Sehingga, semangat kepahlawanan tidak lagi hanya mengenang jasa pahlawan melalui lagu seremonial di sekolah atau demonstrasi di jalanan. Meksipun, itu juga menunjukkan kerelaan berkorban kita. Namun, dengan banyak cara, kita telah mewarisi semangat juang para pahlawan Indonesia.
Melalui komunitas misalnya, di Bogor ada banyak anak muda yang meluangkan waktu, pikiran, dan tenaganya bahkan materi untuk kepentingan publik. Misalnya Bogor Mengabdi dan organisasi penulis ENERGI Bogor. Meskipun corak pergerakan berbeda, tetapi satu niat dan satu nafas, yakni kepentingan kota tercinta.

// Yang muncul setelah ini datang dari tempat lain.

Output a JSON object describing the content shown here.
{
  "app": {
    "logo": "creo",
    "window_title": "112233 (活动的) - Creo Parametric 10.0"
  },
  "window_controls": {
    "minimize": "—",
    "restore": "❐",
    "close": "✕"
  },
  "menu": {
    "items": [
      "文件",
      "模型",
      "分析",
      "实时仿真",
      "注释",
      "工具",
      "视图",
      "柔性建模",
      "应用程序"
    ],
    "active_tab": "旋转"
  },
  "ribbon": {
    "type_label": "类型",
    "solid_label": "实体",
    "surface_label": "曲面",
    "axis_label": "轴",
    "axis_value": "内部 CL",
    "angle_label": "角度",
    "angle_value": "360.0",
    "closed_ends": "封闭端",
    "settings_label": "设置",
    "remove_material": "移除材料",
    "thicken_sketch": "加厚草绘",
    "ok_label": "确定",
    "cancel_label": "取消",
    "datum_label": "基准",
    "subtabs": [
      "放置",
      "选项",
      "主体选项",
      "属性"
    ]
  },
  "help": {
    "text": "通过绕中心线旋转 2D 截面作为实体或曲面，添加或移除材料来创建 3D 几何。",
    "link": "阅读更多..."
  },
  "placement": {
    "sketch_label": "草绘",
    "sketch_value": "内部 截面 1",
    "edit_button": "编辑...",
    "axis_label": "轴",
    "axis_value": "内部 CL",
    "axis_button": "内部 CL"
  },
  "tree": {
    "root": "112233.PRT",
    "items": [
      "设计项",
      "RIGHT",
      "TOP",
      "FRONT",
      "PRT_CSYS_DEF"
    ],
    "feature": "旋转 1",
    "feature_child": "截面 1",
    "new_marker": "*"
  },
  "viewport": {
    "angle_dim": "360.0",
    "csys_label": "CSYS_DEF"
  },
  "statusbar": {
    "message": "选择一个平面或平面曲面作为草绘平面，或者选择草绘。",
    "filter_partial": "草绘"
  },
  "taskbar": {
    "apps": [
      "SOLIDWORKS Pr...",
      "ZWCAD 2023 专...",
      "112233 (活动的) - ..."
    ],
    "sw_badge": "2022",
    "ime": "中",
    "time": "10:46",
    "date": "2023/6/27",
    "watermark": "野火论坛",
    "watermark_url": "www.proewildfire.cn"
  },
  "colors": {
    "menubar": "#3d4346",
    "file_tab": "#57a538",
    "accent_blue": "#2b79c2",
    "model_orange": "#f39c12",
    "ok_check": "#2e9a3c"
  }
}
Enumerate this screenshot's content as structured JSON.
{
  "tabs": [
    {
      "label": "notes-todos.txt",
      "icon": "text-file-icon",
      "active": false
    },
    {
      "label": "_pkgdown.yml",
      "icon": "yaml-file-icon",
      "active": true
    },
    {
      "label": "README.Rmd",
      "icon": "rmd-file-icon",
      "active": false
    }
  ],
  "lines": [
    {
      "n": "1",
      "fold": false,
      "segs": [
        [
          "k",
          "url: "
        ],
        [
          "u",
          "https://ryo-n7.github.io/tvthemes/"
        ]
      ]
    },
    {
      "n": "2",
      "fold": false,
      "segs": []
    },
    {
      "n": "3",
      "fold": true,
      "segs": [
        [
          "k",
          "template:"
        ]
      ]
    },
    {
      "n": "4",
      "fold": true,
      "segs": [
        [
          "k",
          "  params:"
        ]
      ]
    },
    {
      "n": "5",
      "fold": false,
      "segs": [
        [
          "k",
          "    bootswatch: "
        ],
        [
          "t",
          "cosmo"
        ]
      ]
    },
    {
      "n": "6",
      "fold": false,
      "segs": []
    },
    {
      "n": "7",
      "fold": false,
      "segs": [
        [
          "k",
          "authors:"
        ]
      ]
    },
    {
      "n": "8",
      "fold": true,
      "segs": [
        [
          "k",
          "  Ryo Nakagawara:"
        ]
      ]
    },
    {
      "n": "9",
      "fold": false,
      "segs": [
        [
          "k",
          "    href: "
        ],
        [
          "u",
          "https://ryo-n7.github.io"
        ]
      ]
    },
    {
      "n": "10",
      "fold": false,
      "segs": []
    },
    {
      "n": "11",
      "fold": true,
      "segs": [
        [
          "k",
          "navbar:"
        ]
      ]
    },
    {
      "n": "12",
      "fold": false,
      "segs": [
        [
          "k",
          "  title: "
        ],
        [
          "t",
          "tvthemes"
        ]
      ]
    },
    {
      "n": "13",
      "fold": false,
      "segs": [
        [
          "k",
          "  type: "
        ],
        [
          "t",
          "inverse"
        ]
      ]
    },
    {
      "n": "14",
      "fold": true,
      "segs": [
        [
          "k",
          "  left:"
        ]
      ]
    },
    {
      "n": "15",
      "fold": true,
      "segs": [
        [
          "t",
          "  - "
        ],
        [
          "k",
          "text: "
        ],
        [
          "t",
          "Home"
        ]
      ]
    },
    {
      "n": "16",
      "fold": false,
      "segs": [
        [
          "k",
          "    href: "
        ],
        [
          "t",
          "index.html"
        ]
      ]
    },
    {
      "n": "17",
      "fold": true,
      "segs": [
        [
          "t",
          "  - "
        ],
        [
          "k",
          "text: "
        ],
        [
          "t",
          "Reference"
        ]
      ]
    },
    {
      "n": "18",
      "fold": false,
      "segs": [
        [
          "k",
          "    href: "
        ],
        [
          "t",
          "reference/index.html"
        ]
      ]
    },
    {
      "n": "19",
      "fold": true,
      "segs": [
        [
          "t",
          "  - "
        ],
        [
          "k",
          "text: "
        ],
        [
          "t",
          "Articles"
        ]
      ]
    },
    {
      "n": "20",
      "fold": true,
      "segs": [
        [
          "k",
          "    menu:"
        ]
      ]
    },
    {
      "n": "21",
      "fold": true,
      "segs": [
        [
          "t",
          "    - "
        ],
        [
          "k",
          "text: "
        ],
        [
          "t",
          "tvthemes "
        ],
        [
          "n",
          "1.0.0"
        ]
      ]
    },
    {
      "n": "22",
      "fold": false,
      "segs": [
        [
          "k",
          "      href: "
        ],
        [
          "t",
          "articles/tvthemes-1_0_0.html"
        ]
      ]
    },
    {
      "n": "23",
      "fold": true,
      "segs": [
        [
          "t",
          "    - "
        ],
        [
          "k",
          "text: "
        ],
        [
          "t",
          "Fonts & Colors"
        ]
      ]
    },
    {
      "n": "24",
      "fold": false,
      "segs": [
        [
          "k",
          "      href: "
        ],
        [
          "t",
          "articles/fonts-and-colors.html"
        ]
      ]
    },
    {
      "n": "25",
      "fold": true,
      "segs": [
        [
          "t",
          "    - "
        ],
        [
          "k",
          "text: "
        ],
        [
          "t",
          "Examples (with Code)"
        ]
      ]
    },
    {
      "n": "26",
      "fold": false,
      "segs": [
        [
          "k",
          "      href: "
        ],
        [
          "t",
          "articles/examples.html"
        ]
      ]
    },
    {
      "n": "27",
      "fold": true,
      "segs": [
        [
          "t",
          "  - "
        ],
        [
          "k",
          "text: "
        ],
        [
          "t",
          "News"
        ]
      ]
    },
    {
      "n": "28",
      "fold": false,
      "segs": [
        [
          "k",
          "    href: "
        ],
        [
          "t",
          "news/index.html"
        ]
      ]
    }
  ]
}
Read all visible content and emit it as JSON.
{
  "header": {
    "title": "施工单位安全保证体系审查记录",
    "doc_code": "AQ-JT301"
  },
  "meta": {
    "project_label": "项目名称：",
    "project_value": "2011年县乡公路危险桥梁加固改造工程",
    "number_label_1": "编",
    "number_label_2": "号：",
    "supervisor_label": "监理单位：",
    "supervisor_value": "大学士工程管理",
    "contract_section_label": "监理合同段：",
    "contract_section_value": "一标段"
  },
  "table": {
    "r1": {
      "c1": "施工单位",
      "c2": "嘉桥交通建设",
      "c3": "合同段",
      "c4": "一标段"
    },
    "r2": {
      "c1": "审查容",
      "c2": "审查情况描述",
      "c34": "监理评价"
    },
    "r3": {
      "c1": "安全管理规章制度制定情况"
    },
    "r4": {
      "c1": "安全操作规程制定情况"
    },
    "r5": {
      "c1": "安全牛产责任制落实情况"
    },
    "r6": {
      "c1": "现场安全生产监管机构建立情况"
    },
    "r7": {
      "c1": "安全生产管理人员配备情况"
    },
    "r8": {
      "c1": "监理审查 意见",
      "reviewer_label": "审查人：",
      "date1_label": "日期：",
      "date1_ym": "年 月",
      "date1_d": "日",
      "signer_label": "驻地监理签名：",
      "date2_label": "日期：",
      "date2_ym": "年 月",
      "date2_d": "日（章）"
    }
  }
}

Pada intinya, ada banyak bentuk ekspresi untuk menunjukkan kontribusi terhadap bangsa. Yang paling penting, apa yang kita lakukan ini berdasarkan hati nurani dan juga kompetensi yang dimiliki. Tidak perlu sama bentuk kontribusinya karena manusia dilahirkan dengan beragam potensi. Semakin beragam kontribusi, maka semakin baik.